La "cymbalisation", terme consacré, se produit en vol, mais dans la mesure où elle n'est pas systématique, je ne saurais dire si elle est totalement "autonome", ou tributaire d'une connexion cymbales / mouvements alaires se faisant à la demande. Les sons produits se traduisent par une sorte de cliquetis, ou encore de crépitement, et à cet égard le témoignage ci-dessous est fort intéressant par la précision de l'observation, et plus encore par le "décorticage" technique de l'enregistrement. Pour moi c'est évidemment de l'hébreu, et je ne pense pas que ce genre de "partition" puisse être "joué", mais ce document est néanmoins tout à fait exceptionnel, d'où son intérêt.
Tout venant à point pour qui sait attendre, j'ai le plaisir de vous proposer la fameuse "cymbalisation". Elle a été captée par Nicolas Vissyrias, lui aussi amateur de chiroptères, que je tiens à chaleureusement remercier. Au plan technique, je cite : "En examinant les sons enregistrés avec mon micro à ultrasons, il semble que les sons soient composés de 3 harmoniques, la première harmonique étant la seule audible. La seconde harmonique, beaucoup plus intense est comprise environ entre 17 et 34 kHz. Les sons sont composés d'impulsions cycliques (associé à un battement d'aile ?) : environ 60 impulsions par seconde".

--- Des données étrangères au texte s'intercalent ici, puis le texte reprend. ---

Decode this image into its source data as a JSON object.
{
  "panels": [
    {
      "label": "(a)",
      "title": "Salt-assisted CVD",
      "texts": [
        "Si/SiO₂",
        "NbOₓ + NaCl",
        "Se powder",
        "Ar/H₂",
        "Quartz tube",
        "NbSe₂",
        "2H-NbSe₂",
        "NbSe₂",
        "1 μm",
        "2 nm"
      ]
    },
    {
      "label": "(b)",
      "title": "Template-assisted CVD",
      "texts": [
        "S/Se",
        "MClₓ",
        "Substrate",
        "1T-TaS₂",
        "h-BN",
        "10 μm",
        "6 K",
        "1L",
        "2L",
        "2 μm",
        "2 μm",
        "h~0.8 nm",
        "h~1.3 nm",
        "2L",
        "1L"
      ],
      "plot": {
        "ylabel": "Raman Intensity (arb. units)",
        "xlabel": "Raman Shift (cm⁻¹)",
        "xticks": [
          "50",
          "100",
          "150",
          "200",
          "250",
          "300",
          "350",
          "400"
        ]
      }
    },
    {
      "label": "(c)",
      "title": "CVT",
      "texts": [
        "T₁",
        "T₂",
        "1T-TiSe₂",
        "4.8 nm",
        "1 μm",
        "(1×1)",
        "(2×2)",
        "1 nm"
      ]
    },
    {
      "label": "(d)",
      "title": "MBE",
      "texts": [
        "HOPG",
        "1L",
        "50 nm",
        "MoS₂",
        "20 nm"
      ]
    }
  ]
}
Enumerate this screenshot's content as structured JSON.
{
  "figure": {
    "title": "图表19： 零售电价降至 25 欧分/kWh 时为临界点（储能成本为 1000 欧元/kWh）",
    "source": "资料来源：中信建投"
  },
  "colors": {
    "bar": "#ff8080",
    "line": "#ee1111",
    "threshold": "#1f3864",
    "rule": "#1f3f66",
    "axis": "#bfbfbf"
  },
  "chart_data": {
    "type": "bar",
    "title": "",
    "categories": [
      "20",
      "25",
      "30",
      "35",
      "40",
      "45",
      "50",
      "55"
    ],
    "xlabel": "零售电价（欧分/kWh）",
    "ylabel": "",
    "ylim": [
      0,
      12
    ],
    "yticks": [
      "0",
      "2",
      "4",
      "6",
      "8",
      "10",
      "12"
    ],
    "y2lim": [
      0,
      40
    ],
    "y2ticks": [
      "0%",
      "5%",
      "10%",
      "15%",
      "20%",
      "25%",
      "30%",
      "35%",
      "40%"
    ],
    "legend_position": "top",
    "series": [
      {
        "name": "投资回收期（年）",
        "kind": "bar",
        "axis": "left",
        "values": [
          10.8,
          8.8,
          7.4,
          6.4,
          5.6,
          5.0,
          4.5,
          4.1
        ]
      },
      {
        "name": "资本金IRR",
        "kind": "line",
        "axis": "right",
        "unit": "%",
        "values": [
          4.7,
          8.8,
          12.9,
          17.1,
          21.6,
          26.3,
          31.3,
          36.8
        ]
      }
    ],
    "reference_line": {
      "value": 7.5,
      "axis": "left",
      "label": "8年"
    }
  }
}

Pour ma part je considère que cette cymbalisation a pour but de rechercher une partenaire en attente au sol, et d'ainsi en solliciter les "bonnes grâces". Si la femelle est réceptive, elle le fera savoir, et en pareil cas l'émission de phéromones (captée par les organes sensoriels du mâle), est le plus souvent de règle. Vous noterez le caractère tout à fait exceptionnel de cette cymbalisation, version lépidoptères, en tant qu'appel sexuel audible par l'homme. A titre comparatif, et informatif, un autre appel sexuel , non moins exceptionnel, fait appel à notre odorat. Il s'agit des phéromones émises par le mâle du précité "Pique-prune". Comparées à une odeur de "cuir de Russie" les effluves émises sont si puissantes qu'elles sont perceptibles en plein air, et parfaitement identifiables, sous réserve d'être ...au "parfum" !
Compte tenu du volume, de l'originalité, et de la sophistication de ce dispositif sonore, il ne serait pas étonnant que son rôle aille au-delà du simple appel sexuel. N'étant pas en mesure de le prouver, ni d'en déterminer la nature, je suis évidemment preneur de toute info sur la question, et plus généralement sur le fonctionnement de cette drôle de "timbale". C'est là une hypothèse ( à mon avis fort plausible ! ), mais sous l'action de muscles appropriés le cliquetis pourrait fort bien provenir de la déformation d'une membrane semi-rigide ( comme chez la cigale ! ), puis être amplifié par la volumineuse "conque" sous-alaire. Pour ajouter au propos j'évoquerais les fameux "crickets" du "Jour le plus long", dont le fonctionnement est basé sur le même principe, et dont la réplique touristique fait un tabac sur les plages normandes du fameux "D-Day" ... et donc du "Jour J" pour les allergiques à la langue de Shakespeare !
Il y a 2 jours (14/09/09), vers Perpignan (commune de Ponteilla) j'ai croisé un papillon nocturne qui crépite en vol. Le vol est assez rasant, environ 1 m au dessus du sol, dure sur quelques dizaines de mètres. Le bruit est assez aigu et s'entend quand même à quelques dizaines de mètres. Dans un premier temps, j'ai cru à une stridulation lointaine de Ruspolia nitidula. Le papillon m'a paru assez clair avec peut-être du rouge (sur l'abdomen ?) mais de nuit, je n'ai pas réussi ni à le suivre, ni à le retrouver...
Comme je faisais une prospection chiroptères, j'ai fait un enregistrement en expansion de temps. Voilà les caractéristiques physiques du bruit : il est composé de strophes de 5 accents : 4 accents contigus en 4,5 ms et accent légèrement séparé et plus bas en fréquence. La durée de début d'une strophe à un autre est de 15,5 ms. La fréquence du maximum d'énergie se situe environ à 28 khz (dans l'inaudible) avec une bande s'étalant de 12,5 khz à 36 khz, pour l'accent supplémentaire, c'est légèrement plus bas avec un max à 23 khz.